I admit that my mind got immediately stuck on the triangle function and that the graph is segmented linear and, assuming that it is, cannot be represented by a cos function, so I rejected the cos function out of hand and wondered why everyone was focused on it instead of an exact solution ("exact" of course requiring the same assumption I made, which is that the function IS piece-wise linear, which seemed to be confirmed by the OP's statement about the triangle function).
At first glance, post #8 by @BvU indeed looked wrong-headed. But then on second thought it seemed like a master stroke -- an opportunity to pursue a solution that matched what the original poster had in mind without giving away the solution that the problem's author intended. A solution that could even be exact. And all one had to do was to interpolate from the given data points in the simplest manner possible.

Tasty!
 
  • #30
jbriggs444 said:
And all one had to do was to interpolate from the given data points in the simplest manner possible.
Hm ... I thought MY interpretation was the simplest possible :smile:
 
  • #31
phinds said:
Hm ... I thought MY interpretation was the simplest possible :smile:
"Interpolation". Drawing a straight line between adjacent points is as simple as it gets. None of that cubic spline stuff.
 
  • #32
jbriggs444 said:
"Interpolation". Drawing a straight line between adjacent points is as simple as it gets. None of that cubic spline stuff.
But straight line IS my interpretation.
 
  • #33
phinds said:
But straight line IS my interpretation.
You do realize that your interpretation is a step function, not a [pair of] straight line(s), right?
 
  • #34
jbriggs444 said:
You do realize that your interpretation is a step function, not a straight line, right?
Of course, but the data does not support a pure straight line. We seem to be talking past each other.
 
  • #35
phinds said:
Of course, but the data does not support a pure straight line. We seem to be talking past each other.
If you graph your proposed solution, it is a set of horizontal line segments, not a pair of straight lines.

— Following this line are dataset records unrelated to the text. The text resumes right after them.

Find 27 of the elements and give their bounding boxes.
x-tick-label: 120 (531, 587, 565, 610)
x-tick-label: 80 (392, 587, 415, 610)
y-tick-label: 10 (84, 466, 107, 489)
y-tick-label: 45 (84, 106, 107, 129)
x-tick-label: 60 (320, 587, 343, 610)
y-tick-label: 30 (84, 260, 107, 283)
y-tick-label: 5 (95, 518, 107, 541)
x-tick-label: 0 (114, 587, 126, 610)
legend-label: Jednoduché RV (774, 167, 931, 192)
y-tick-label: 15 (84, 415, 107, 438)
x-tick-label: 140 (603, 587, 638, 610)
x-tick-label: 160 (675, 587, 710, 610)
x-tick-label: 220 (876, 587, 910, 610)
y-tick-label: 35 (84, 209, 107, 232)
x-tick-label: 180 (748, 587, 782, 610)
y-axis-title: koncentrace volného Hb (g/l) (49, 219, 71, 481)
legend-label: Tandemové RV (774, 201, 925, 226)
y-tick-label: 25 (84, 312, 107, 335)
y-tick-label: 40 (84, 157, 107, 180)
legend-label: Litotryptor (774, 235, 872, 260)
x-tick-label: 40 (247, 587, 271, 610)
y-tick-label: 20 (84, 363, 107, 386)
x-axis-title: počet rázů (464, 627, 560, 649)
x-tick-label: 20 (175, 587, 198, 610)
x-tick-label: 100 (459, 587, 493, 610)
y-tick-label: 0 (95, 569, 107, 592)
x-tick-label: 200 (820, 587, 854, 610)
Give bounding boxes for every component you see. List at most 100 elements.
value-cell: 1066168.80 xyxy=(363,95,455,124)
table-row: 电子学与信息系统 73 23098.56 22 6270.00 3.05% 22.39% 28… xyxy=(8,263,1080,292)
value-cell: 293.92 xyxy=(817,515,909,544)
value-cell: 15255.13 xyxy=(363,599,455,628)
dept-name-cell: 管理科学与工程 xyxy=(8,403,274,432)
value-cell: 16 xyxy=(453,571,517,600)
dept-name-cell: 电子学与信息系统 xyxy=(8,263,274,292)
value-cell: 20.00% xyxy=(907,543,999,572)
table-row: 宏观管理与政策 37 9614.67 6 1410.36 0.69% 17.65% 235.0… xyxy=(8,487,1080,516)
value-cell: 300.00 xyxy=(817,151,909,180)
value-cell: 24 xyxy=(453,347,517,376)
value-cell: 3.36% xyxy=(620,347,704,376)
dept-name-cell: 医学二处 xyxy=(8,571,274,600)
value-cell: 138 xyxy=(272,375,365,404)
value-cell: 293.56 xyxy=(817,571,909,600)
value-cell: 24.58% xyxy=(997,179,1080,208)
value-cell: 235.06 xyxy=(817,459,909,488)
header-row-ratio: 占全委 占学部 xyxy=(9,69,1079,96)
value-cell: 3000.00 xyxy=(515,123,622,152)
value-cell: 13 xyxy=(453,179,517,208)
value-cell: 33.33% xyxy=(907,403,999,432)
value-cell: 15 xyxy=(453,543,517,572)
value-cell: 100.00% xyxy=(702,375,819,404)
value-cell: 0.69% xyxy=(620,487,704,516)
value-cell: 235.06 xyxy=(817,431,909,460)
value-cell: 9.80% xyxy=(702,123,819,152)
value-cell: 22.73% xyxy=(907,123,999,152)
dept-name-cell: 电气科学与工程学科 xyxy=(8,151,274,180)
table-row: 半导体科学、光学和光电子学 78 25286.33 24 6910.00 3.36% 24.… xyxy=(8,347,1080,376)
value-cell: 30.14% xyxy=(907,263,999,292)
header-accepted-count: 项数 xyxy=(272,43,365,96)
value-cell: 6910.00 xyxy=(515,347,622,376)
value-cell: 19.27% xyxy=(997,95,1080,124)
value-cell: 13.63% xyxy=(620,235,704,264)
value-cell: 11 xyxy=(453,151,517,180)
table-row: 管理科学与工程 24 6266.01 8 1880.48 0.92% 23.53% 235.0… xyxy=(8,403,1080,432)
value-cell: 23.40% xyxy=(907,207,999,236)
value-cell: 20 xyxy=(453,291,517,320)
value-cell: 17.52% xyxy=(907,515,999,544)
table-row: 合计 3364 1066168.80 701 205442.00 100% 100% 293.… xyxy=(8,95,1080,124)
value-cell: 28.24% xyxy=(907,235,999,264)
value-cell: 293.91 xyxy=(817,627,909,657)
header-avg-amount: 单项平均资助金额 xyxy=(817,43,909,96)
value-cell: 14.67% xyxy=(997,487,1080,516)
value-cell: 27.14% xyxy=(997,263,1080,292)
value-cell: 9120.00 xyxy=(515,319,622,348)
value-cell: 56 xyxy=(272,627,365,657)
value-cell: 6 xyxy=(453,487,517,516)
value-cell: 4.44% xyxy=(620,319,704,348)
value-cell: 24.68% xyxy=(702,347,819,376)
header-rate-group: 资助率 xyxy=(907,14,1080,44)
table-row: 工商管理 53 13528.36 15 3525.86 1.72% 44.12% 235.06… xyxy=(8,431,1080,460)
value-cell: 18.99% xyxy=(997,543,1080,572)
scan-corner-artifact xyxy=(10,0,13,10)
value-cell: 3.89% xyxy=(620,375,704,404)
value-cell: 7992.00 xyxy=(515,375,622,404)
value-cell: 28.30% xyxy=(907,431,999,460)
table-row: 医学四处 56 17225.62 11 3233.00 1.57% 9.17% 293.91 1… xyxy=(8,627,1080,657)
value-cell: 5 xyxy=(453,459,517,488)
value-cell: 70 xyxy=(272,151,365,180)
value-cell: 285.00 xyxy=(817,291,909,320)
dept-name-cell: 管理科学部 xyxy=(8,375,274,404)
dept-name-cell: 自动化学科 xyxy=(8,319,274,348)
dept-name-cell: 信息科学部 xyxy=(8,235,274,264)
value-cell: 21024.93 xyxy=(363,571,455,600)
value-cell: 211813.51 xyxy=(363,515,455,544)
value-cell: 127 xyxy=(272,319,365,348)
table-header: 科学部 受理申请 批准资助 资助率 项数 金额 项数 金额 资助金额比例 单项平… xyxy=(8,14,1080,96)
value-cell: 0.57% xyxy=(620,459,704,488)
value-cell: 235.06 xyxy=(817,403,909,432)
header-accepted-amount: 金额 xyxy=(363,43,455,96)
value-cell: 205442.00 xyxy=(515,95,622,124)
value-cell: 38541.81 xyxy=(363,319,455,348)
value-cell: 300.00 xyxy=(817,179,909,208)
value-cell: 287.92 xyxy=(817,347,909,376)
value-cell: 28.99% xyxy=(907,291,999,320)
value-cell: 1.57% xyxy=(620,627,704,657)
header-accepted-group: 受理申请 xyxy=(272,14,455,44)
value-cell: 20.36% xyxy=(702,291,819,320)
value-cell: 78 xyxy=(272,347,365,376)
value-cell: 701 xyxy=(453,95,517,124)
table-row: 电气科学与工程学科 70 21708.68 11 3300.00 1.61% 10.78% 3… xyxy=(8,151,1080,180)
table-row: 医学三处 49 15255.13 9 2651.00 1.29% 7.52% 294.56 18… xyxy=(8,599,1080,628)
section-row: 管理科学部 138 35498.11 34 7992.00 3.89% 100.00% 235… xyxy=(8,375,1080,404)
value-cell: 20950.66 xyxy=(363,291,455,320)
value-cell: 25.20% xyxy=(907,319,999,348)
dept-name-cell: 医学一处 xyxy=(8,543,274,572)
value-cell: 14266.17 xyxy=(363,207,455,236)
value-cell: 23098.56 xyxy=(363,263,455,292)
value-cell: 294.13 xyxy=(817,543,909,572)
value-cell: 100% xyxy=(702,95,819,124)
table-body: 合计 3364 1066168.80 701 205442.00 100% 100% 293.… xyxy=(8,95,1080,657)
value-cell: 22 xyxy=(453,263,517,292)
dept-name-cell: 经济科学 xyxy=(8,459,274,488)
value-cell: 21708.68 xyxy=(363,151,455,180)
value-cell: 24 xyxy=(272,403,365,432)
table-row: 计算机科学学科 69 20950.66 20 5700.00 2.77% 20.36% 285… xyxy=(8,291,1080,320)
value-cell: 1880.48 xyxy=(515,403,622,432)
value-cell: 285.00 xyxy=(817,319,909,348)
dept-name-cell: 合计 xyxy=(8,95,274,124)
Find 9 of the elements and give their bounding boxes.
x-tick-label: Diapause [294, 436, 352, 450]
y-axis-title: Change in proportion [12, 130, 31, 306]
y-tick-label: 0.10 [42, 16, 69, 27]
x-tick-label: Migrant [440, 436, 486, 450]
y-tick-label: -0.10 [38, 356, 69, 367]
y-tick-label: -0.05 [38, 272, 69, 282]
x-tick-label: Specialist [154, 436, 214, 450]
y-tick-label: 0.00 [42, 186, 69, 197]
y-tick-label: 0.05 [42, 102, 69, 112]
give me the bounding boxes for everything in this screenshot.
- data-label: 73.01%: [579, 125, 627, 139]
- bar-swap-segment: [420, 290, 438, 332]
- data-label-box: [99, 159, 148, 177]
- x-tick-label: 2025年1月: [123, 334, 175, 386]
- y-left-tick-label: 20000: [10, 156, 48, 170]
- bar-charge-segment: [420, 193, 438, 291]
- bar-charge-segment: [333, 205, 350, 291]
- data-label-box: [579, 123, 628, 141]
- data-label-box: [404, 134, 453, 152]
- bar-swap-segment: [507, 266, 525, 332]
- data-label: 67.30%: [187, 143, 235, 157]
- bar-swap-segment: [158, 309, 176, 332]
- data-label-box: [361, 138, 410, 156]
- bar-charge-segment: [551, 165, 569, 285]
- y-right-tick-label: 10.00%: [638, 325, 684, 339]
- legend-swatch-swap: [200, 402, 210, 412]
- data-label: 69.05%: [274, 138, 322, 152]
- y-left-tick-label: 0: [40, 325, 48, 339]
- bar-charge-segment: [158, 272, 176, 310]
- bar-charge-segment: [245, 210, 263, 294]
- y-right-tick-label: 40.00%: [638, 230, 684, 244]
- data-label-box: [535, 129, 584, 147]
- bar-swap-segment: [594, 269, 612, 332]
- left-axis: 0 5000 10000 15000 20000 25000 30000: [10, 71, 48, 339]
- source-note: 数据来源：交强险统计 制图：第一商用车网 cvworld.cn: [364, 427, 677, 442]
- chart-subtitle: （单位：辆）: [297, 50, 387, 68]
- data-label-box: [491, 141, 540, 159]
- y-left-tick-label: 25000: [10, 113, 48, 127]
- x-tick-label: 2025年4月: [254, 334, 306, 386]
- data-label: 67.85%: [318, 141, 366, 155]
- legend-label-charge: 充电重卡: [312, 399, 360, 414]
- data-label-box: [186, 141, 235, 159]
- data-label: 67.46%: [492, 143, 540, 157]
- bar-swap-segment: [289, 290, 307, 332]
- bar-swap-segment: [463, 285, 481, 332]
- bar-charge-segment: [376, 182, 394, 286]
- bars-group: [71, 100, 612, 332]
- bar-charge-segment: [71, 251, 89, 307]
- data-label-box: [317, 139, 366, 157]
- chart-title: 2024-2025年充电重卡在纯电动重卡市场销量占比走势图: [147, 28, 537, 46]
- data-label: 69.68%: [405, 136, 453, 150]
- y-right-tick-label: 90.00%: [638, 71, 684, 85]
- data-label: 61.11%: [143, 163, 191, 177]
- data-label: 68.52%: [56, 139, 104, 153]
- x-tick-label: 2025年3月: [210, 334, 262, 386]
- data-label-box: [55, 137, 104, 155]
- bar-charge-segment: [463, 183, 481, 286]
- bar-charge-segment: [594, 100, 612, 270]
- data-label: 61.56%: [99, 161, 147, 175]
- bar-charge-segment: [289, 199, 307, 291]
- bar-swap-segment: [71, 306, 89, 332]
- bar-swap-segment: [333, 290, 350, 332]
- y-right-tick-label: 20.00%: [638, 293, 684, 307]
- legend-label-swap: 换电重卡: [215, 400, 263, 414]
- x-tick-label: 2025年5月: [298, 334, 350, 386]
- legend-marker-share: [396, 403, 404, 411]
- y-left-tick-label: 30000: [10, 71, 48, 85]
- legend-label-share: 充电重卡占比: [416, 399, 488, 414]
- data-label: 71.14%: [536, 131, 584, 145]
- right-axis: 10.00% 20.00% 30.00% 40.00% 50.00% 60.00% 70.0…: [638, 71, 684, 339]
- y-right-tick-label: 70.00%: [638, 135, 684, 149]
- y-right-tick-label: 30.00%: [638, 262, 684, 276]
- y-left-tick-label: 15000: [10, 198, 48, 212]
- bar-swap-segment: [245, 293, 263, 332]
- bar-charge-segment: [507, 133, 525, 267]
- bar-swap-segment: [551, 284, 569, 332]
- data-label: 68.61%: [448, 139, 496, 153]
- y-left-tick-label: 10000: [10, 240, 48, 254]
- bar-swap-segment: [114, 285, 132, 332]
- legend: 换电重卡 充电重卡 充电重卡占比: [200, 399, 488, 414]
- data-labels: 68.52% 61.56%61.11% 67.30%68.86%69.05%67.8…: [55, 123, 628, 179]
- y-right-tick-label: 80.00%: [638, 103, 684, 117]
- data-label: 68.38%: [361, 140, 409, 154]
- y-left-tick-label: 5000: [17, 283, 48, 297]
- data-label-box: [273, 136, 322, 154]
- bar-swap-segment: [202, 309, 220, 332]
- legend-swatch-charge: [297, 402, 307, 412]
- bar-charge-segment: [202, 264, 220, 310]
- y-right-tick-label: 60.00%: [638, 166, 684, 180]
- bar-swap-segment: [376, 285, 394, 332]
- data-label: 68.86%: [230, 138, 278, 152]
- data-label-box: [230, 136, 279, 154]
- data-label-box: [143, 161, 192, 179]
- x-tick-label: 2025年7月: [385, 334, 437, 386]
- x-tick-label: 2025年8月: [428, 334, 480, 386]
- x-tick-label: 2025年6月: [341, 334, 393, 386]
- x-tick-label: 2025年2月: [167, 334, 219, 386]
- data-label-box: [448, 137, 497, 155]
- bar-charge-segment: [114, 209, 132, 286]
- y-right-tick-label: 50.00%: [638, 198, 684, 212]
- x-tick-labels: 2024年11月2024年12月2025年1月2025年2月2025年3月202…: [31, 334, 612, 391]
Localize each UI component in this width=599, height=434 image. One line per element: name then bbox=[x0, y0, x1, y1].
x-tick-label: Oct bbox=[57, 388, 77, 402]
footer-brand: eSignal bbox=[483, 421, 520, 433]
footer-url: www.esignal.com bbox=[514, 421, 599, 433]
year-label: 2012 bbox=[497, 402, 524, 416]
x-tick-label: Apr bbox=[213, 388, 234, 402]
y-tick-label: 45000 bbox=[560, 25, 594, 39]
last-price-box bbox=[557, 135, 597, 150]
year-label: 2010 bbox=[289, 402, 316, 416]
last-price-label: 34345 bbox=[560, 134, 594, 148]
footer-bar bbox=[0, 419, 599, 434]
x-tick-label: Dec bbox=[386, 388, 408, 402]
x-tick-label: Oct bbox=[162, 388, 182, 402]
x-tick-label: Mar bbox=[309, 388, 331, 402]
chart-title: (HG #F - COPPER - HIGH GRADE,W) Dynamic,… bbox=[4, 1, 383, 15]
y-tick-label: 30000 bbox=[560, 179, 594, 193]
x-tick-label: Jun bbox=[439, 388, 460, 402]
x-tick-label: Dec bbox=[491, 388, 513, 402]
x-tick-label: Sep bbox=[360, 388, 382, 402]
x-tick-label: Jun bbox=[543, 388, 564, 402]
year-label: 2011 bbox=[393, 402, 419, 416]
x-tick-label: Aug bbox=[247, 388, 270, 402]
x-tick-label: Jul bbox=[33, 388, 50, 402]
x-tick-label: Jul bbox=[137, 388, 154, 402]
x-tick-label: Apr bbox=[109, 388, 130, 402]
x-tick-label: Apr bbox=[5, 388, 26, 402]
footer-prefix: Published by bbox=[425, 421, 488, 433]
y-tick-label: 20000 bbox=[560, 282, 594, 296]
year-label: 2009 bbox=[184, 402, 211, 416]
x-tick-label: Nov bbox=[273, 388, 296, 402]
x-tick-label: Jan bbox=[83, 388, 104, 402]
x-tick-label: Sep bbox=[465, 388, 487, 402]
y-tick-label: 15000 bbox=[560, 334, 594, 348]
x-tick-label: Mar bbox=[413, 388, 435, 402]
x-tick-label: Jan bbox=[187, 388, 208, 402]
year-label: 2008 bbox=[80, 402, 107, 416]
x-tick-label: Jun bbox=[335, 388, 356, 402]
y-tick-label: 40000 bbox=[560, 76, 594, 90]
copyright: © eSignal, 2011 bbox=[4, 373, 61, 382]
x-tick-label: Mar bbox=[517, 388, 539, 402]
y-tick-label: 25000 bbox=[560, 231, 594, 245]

Yes, it may be the case that you come from an age where table lookups (sine tables, cosine tables, log tables, square root tables, etc) from the CRC Handbook of Chemistry and Physics are no longer the norm and the idea of linear interpolation to obtain function results not explicitly in a table is not something that you were taught in school.

When I use the word "interpolation", the idea of linear interpolation between a pair of adjacent entries in a printed table is the picture in my mind. This directly translates into drawing a series of lines between adjacent points on a graph, thereby converting a scatter plot into a line graph.

One can convert a scatter plot to a line graph in many ways. But linear interpolation between adjacent points is as simple as it gets.